A decisão de Mendonça havia sido acompanhada pela maioria dos ministros da Segunda Turma do STF, mas o julgamento foi interrompido após um pedido de vista do ministro Gilmar Mendes.
Ao determinar o retorno de Rodrigues, Dino apontou a existência de “atropelos processuais” na decisão de afastamento.

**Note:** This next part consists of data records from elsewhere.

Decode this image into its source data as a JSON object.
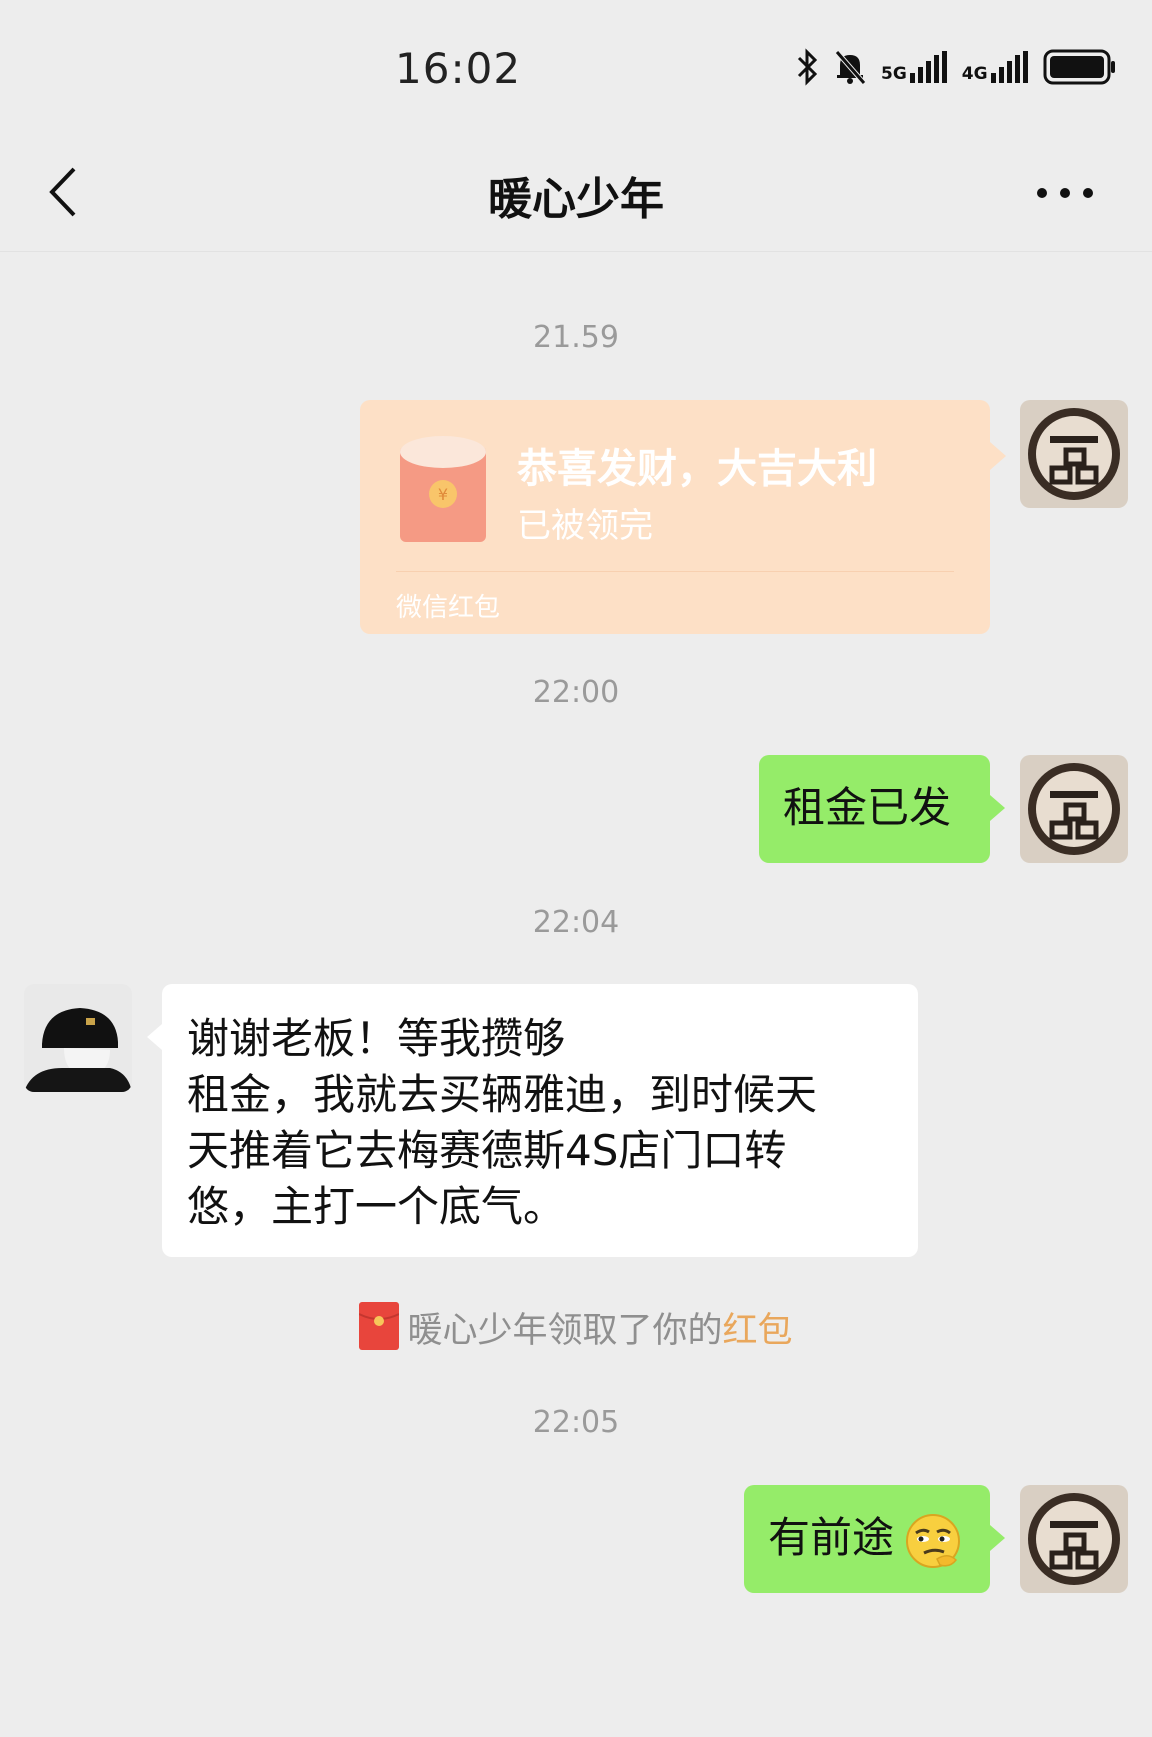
{
  "status_bar": {
    "time": "16:02",
    "network_1": "5G",
    "network_2": "4G",
    "icons": [
      "bluetooth-icon",
      "silent-bell-icon",
      "signal-icon",
      "battery-icon"
    ]
  },
  "nav": {
    "title": "暖心少年",
    "back_icon": "chevron-left-icon",
    "more_icon": "more-dots-icon"
  },
  "messages": {
    "ts1": "21.59",
    "red_packet": {
      "title": "恭喜发财，大吉大利",
      "status": "已被领完",
      "label": "微信红包"
    },
    "ts2": "22:00",
    "msg1": "租金已发",
    "ts3": "22:04",
    "msg2_lines": [
      "谢谢老板！等我攒够",
      "租金，我就去买辆雅迪，到时候天",
      "天推着它去梅赛德斯4S店门口转",
      "悠，主打一个底气。"
    ],
    "system": {
      "prefix": "暖心少年领取了你的",
      "link": "红包"
    },
    "ts4": "22:05",
    "msg3": "有前途",
    "msg3_emoji": "smirk-emoji-icon"
  },
  "colors": {
    "background": "#ededed",
    "green_bubble": "#95ec69",
    "red_packet_bg": "#fde0c6",
    "link": "#e9a75c"
  }
}
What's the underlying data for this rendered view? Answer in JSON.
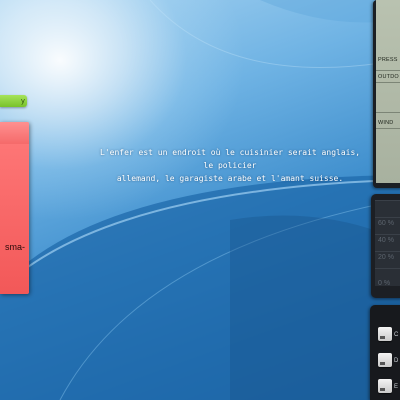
{
  "desktop": {
    "wallpaper_colors": [
      "#a9d4f1",
      "#3d8dcc",
      "#1a5c98"
    ]
  },
  "quote": {
    "line1": "L'enfer est un endroit où le cuisinier serait anglais,",
    "line2": "le policier",
    "line3": "allemand, le garagiste arabe et l'amant suisse."
  },
  "sticky_note": {
    "header_icon": "fold-icon",
    "header_glyph": "y",
    "text": "sma-",
    "color": "#f25858",
    "header_color": "#8fd43f"
  },
  "weather_gadget": {
    "labels": [
      "PRESS",
      "OUTDO",
      "WIND"
    ]
  },
  "meter_gadget": {
    "levels": [
      "60 %",
      "40 %",
      "20 %",
      "0 %"
    ]
  },
  "drive_gadget": {
    "drives": [
      "C",
      "D",
      "E"
    ],
    "icon": "hard-drive-icon"
  }
}
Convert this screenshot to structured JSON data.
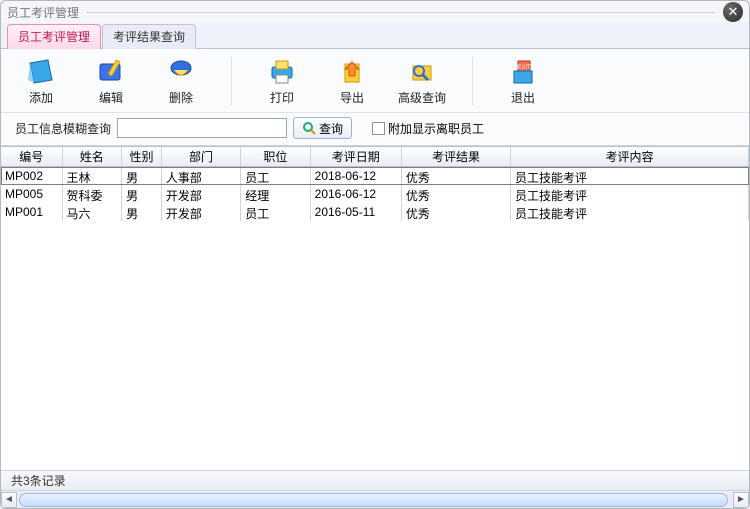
{
  "window": {
    "title": "员工考评管理"
  },
  "tabs": [
    {
      "label": "员工考评管理",
      "active": true
    },
    {
      "label": "考评结果查询",
      "active": false
    }
  ],
  "toolbar": {
    "add": "添加",
    "edit": "编辑",
    "delete": "删除",
    "print": "打印",
    "export": "导出",
    "adv_query": "高级查询",
    "exit": "退出"
  },
  "search": {
    "label": "员工信息模糊查询",
    "value": "",
    "button": "查询",
    "show_left_label": "附加显示离职员工",
    "show_left_checked": false
  },
  "columns": [
    "编号",
    "姓名",
    "性别",
    "部门",
    "职位",
    "考评日期",
    "考评结果",
    "考评内容"
  ],
  "rows": [
    {
      "id": "MP002",
      "name": "王林",
      "gender": "男",
      "dept": "人事部",
      "pos": "员工",
      "date": "2018-06-12",
      "result": "优秀",
      "content": "员工技能考评",
      "selected": true
    },
    {
      "id": "MP005",
      "name": "贺科委",
      "gender": "男",
      "dept": "开发部",
      "pos": "经理",
      "date": "2016-06-12",
      "result": "优秀",
      "content": "员工技能考评",
      "selected": false
    },
    {
      "id": "MP001",
      "name": "马六",
      "gender": "男",
      "dept": "开发部",
      "pos": "员工",
      "date": "2016-05-11",
      "result": "优秀",
      "content": "员工技能考评",
      "selected": false
    }
  ],
  "status": {
    "count_text": "共3条记录"
  }
}
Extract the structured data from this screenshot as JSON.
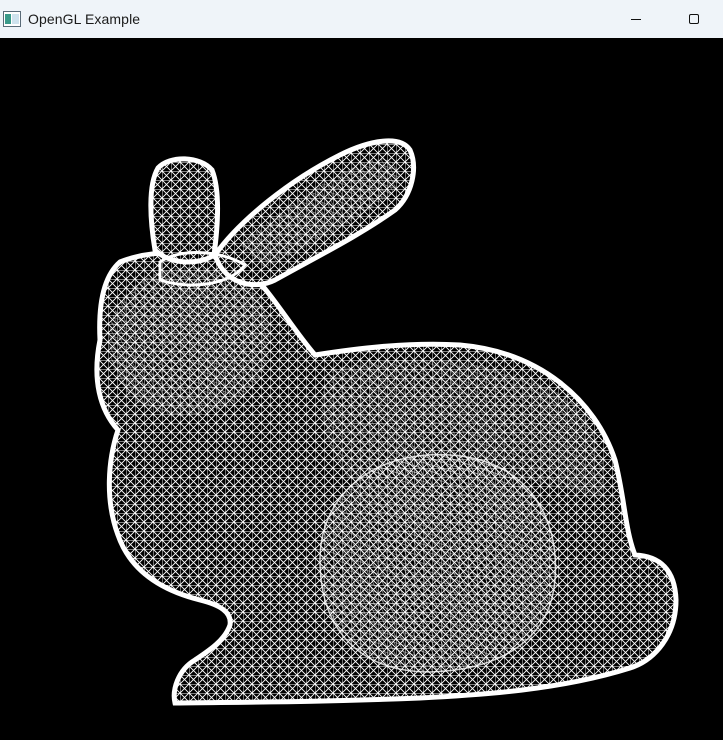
{
  "window": {
    "title": "OpenGL Example",
    "icon": "app-window-icon",
    "controls": {
      "minimize_icon": "minimize-icon",
      "maximize_icon": "maximize-icon"
    }
  },
  "viewport": {
    "background": "#000000",
    "mesh_color": "#ffffff",
    "render_mode": "wireframe",
    "model": "bunny"
  }
}
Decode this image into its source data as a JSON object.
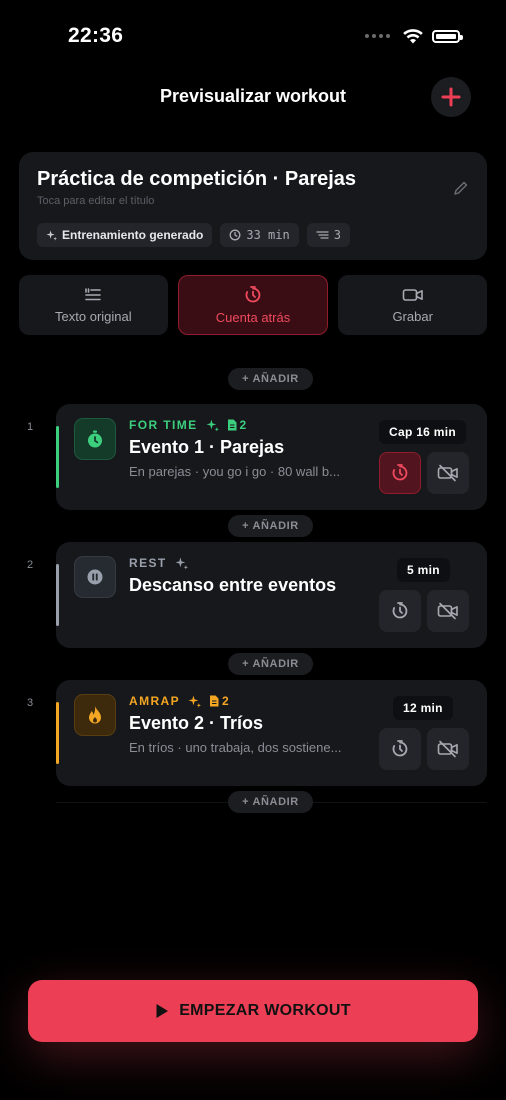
{
  "status_bar": {
    "time": "22:36"
  },
  "header": {
    "title": "Previsualizar workout"
  },
  "workout": {
    "title": "Práctica de competición · Parejas",
    "subtitle": "Toca para editar el título",
    "chips": {
      "generated": "Entrenamiento generado",
      "duration": "33 min",
      "count": "3"
    }
  },
  "modes": [
    {
      "label": "Texto original",
      "icon": "quote-list-icon",
      "active": false
    },
    {
      "label": "Cuenta atrás",
      "icon": "countdown-timer-icon",
      "active": true
    },
    {
      "label": "Grabar",
      "icon": "video-camera-icon",
      "active": false
    }
  ],
  "add_label": "+ AÑADIR",
  "events": [
    {
      "index": "1",
      "type": "FOR TIME",
      "attachments": "2",
      "name": "Evento 1 · Parejas",
      "description": "En parejas · you go i go · 80 wall b...",
      "cap": "Cap 16 min",
      "accent": "#3ccf7e",
      "icon": "stopwatch-icon",
      "countdown_active": true
    },
    {
      "index": "2",
      "type": "REST",
      "attachments": "",
      "name": "Descanso entre eventos",
      "description": "",
      "cap": "5 min",
      "accent": "#9aa0ab",
      "icon": "pause-icon",
      "countdown_active": false
    },
    {
      "index": "3",
      "type": "AMRAP",
      "attachments": "2",
      "name": "Evento 2 · Tríos",
      "description": "En tríos · uno trabaja, dos sostiene...",
      "cap": "12 min",
      "accent": "#f5a623",
      "icon": "flame-icon",
      "countdown_active": false
    }
  ],
  "start_button": {
    "label": "EMPEZAR WORKOUT"
  },
  "colors": {
    "accent_red": "#ec3f55",
    "background": "#000000",
    "card": "#16181c"
  }
}
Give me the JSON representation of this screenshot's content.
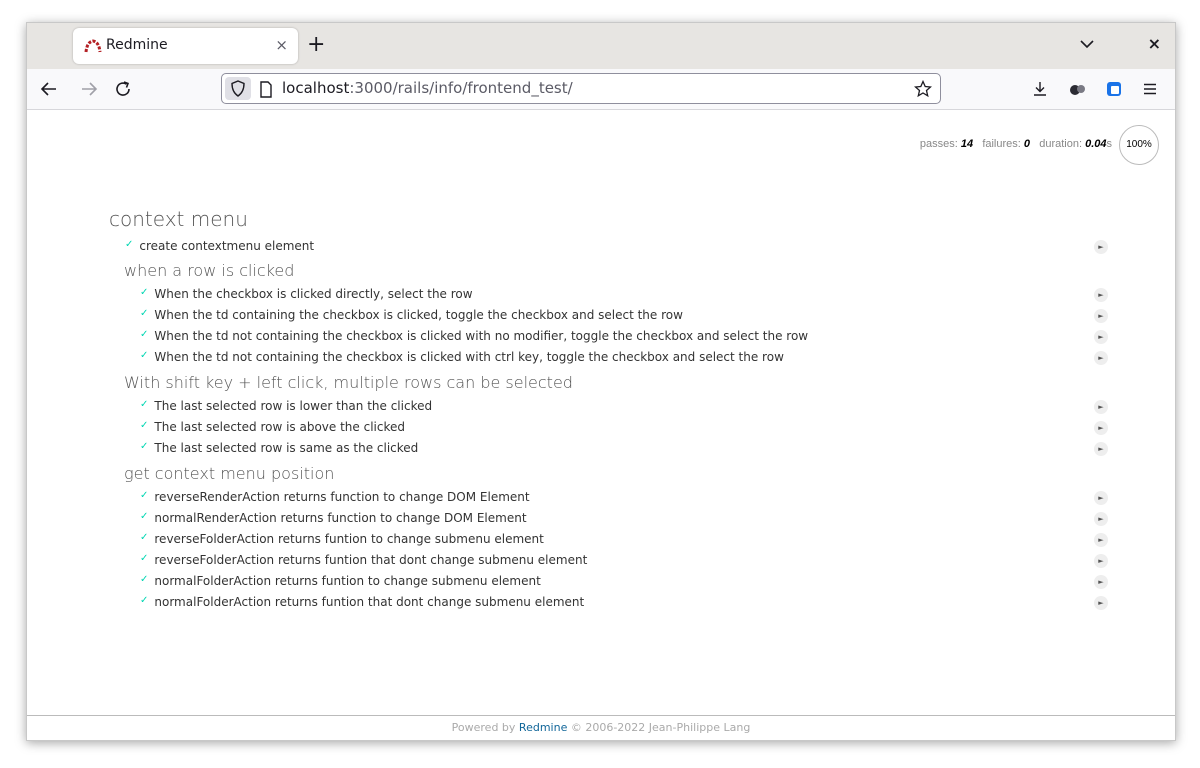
{
  "browser": {
    "tab_title": "Redmine",
    "tab_close": "×",
    "new_tab": "+",
    "window_close": "×",
    "url_host": "localhost",
    "url_rest": ":3000/rails/info/frontend_test/"
  },
  "stats": {
    "passes_label": "passes:",
    "passes": "14",
    "failures_label": "failures:",
    "failures": "0",
    "duration_label": "duration:",
    "duration": "0.04",
    "duration_unit": "s",
    "progress": "100%"
  },
  "suite": {
    "title": "context menu",
    "tests": [
      {
        "check": "✓",
        "title": "create contextmenu element",
        "replay": "►"
      }
    ],
    "suites": [
      {
        "title": "when a row is clicked",
        "tests": [
          {
            "check": "✓",
            "title": "When the checkbox is clicked directly, select the row",
            "replay": "►"
          },
          {
            "check": "✓",
            "title": "When the td containing the checkbox is clicked, toggle the checkbox and select the row",
            "replay": "►"
          },
          {
            "check": "✓",
            "title": "When the td not containing the checkbox is clicked with no modifier, toggle the checkbox and select the row",
            "replay": "►"
          },
          {
            "check": "✓",
            "title": "When the td not containing the checkbox is clicked with ctrl key, toggle the checkbox and select the row",
            "replay": "►"
          }
        ]
      },
      {
        "title": "With shift key + left click, multiple rows can be selected",
        "tests": [
          {
            "check": "✓",
            "title": "The last selected row is lower than the clicked",
            "replay": "►"
          },
          {
            "check": "✓",
            "title": "The last selected row is above the clicked",
            "replay": "►"
          },
          {
            "check": "✓",
            "title": "The last selected row is same as the clicked",
            "replay": "►"
          }
        ]
      },
      {
        "title": "get context menu position",
        "tests": [
          {
            "check": "✓",
            "title": "reverseRenderAction returns function to change DOM Element",
            "replay": "►"
          },
          {
            "check": "✓",
            "title": "normalRenderAction returns function to change DOM Element",
            "replay": "►"
          },
          {
            "check": "✓",
            "title": "reverseFolderAction returns funtion to change submenu element",
            "replay": "►"
          },
          {
            "check": "✓",
            "title": "reverseFolderAction returns funtion that dont change submenu element",
            "replay": "►"
          },
          {
            "check": "✓",
            "title": "normalFolderAction returns funtion to change submenu element",
            "replay": "►"
          },
          {
            "check": "✓",
            "title": "normalFolderAction returns funtion that dont change submenu element",
            "replay": "►"
          }
        ]
      }
    ]
  },
  "footer": {
    "prefix": "Powered by",
    "link": "Redmine",
    "suffix": "© 2006-2022 Jean-Philippe Lang"
  },
  "colors": {
    "check": "#00d6b2",
    "link": "#116699",
    "logo": "#b32024"
  }
}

Entre os argumentos, o ministro afirmou que o partido Novo não teria legitimidade para solicitar o afastamento de uma autoridade pública em uma investigação criminal ou processo penal.
Segundo Dino, o Código de Processo Penal não prevê partidos políticos entre os sujeitos legitimados a requerer medidas cautelares nesse tipo de procedimento.
Além de Andrei Rodrigues, o ministro determinou a reintegração do diretor de Inteligência da PF, Leandro Almada. Dino citou o risco de prejuízo a investigações em andamento sob sua relatoria caso a produção de relatórios de inteligência fosse interrompida.